Local PAC backs teachers

“It seems to me that the teachers' union has been making concessions from the get-go and the government has made none." - Erica Charette

We’ve heard from the teachers. We’ve heard from the provincial government. Now, it is time to hear from the parents about the ongoing labour dispute.

Glenmerry Parent Advisory Council (PAC) Chair, Erica Charette, says she has received comments from parents saying they are getting tired of the back and forth between teachers and the province.

“I think, basically, the way most parents are feeling is that the whole dispute is becoming a bit ridiculous,” she said. “It seems to me that the teachers’ union has been making concessions from the get-go and the government has made none. I have a lot of friends who are teachers and I have been watching what is going on and it is very frustrating.”

The feeling Charette is getting from the parents in the area is that they support the teachers and just want the dispute to be over.

“It was unfortunate that the government and the teachers union didn’t come together over the summer. That was disappointing to most parents,” she said. “You’re always going to get those that don’t agree with the labour dispute, but for the most part, most of the parents that I have talked to on a personal level are behind the teachers.”

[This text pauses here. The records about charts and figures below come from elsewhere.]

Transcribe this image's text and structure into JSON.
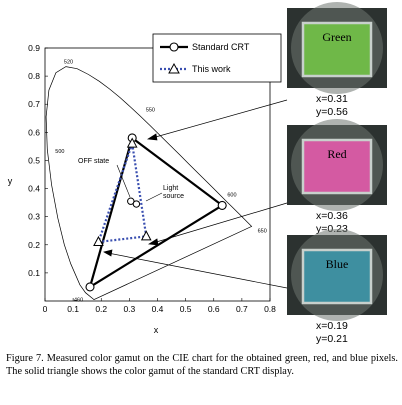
{
  "figure": {
    "caption": "Figure 7.  Measured color gamut on the CIE chart for the obtained green, red, and blue pixels. The solid triangle shows the color gamut of the standard CRT display.",
    "annotations": {
      "off_state": "OFF state",
      "light_source": "Light\nsource"
    },
    "wavelength_labels": [
      "520",
      "550",
      "500",
      "600",
      "650",
      "460"
    ],
    "swatches": [
      {
        "title": "Green",
        "x_label": "x=0.31",
        "y_label": "y=0.56",
        "fill": "#6fb848"
      },
      {
        "title": "Red",
        "x_label": "x=0.36",
        "y_label": "y=0.23",
        "fill": "#d45aa2"
      },
      {
        "title": "Blue",
        "x_label": "x=0.19",
        "y_label": "y=0.21",
        "fill": "#3e8fa0"
      }
    ]
  },
  "chart_data": {
    "type": "scatter",
    "title": "",
    "xlabel": "x",
    "ylabel": "y",
    "xlim": [
      0,
      0.8
    ],
    "ylim": [
      0,
      0.9
    ],
    "xticks": [
      "0",
      "0.1",
      "0.2",
      "0.3",
      "0.4",
      "0.5",
      "0.6",
      "0.7",
      "0.8"
    ],
    "yticks": [
      "0.1",
      "0.2",
      "0.3",
      "0.4",
      "0.5",
      "0.6",
      "0.7",
      "0.8",
      "0.9"
    ],
    "legend_position": "top-right",
    "grid": false,
    "spectral_locus": [
      {
        "x": 0.1741,
        "y": 0.005
      },
      {
        "x": 0.144,
        "y": 0.0297
      },
      {
        "x": 0.1241,
        "y": 0.0578
      },
      {
        "x": 0.0913,
        "y": 0.1327
      },
      {
        "x": 0.0687,
        "y": 0.2007
      },
      {
        "x": 0.0454,
        "y": 0.295
      },
      {
        "x": 0.0235,
        "y": 0.4127
      },
      {
        "x": 0.0082,
        "y": 0.5384
      },
      {
        "x": 0.0039,
        "y": 0.6548
      },
      {
        "x": 0.0139,
        "y": 0.7502
      },
      {
        "x": 0.0389,
        "y": 0.812
      },
      {
        "x": 0.0743,
        "y": 0.8338
      },
      {
        "x": 0.1142,
        "y": 0.8262
      },
      {
        "x": 0.1547,
        "y": 0.8059
      },
      {
        "x": 0.1929,
        "y": 0.7816
      },
      {
        "x": 0.2296,
        "y": 0.7543
      },
      {
        "x": 0.2658,
        "y": 0.7243
      },
      {
        "x": 0.3016,
        "y": 0.6923
      },
      {
        "x": 0.3373,
        "y": 0.6589
      },
      {
        "x": 0.3731,
        "y": 0.6245
      },
      {
        "x": 0.4087,
        "y": 0.5896
      },
      {
        "x": 0.4441,
        "y": 0.5547
      },
      {
        "x": 0.4788,
        "y": 0.5202
      },
      {
        "x": 0.5125,
        "y": 0.4866
      },
      {
        "x": 0.5448,
        "y": 0.4544
      },
      {
        "x": 0.5752,
        "y": 0.4242
      },
      {
        "x": 0.6029,
        "y": 0.3965
      },
      {
        "x": 0.627,
        "y": 0.3725
      },
      {
        "x": 0.6482,
        "y": 0.3514
      },
      {
        "x": 0.6658,
        "y": 0.334
      },
      {
        "x": 0.6915,
        "y": 0.3083
      },
      {
        "x": 0.7347,
        "y": 0.2653
      }
    ],
    "series": [
      {
        "name": "Standard CRT",
        "style": "solid",
        "color": "#000000",
        "points": [
          {
            "label": "green",
            "x": 0.31,
            "y": 0.58
          },
          {
            "label": "red",
            "x": 0.63,
            "y": 0.34
          },
          {
            "label": "blue",
            "x": 0.16,
            "y": 0.05
          }
        ]
      },
      {
        "name": "This work",
        "style": "dotted",
        "color": "#3a4fb0",
        "points": [
          {
            "label": "green",
            "x": 0.31,
            "y": 0.56
          },
          {
            "label": "red",
            "x": 0.36,
            "y": 0.23
          },
          {
            "label": "blue",
            "x": 0.19,
            "y": 0.21
          }
        ]
      }
    ],
    "extra_points": [
      {
        "label": "OFF state",
        "x": 0.305,
        "y": 0.355
      },
      {
        "label": "Light source",
        "x": 0.325,
        "y": 0.345
      }
    ]
  }
}
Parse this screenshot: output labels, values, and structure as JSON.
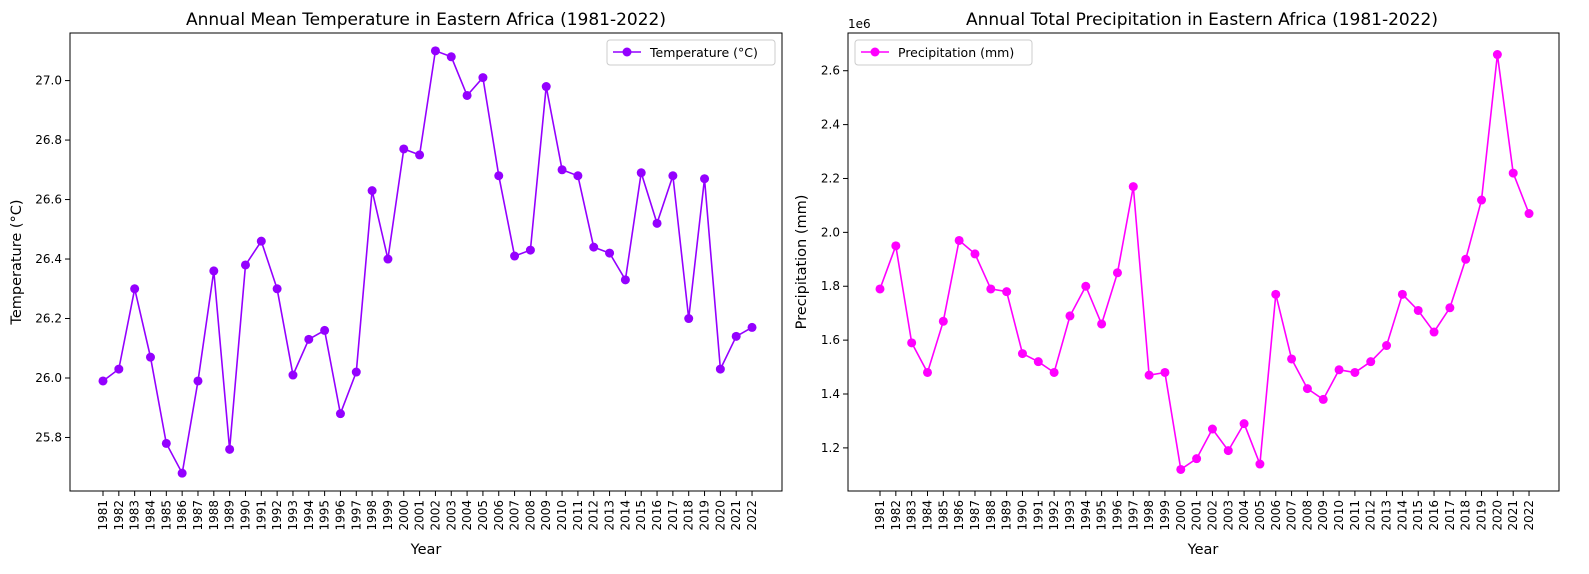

Charette says she has heard that some parents are attempting to continue their child’s education, or even just brush up on a few concepts while the strike action continues.

“I’ve heard of a few parents that were going to buy the school workbooks you can get at Wal-Mart and places like that, and just go through it and do some review with their kids,” she said, adding that she has been doing the same with her children.

“I’ve got my kids doing stuff like that. They are reading and I am making sure that they are keeping up on their skills.”

With a daughter entering Grade 8 and a son going into Grade 5, Charette understands the frustration of other parents during the labour dispute. Although, as a stay-at-home mom, childcare isn’t an issue for her as it is for some other parents.

“Most (parents) just want to know, ‘what are we going to do with our kids?’” she said. “I had one parents ask me what I was going to do with my kids, and fortunately I am a stay-at-home mom, so I don’t have to worry about that.”

The PAC Chair spoke passionately about not understanding the government’s point of view when it comes to the dispute and brought up back-to-work legislation as a possible solution to get kids back into the classroom.

“It is frustrating that they bring in a great mediator like Vince Ready and the government is totally not participating,” she said. “It seems strange to me that if education is as important to the government as it is to parents, then they would be legislating the teachers back. Since they are not, it seems that they are playing a political game.”

Friday rally at Crowe and FES

The Kootenay-Columbia Teachers’ Union (KCTU) is hosting a “Turning up the Heat for Public Education” barbecue at Trail’s J.L. Crowe Secondary and Fruitvale Elementary School on Friday at noon.

Andy Davidoff, KCTU president says parents, PAC members, administrators, trustee representatives, local government representatives and prospective trustee and local government candidates are welcome to join in a show of support for local teachers.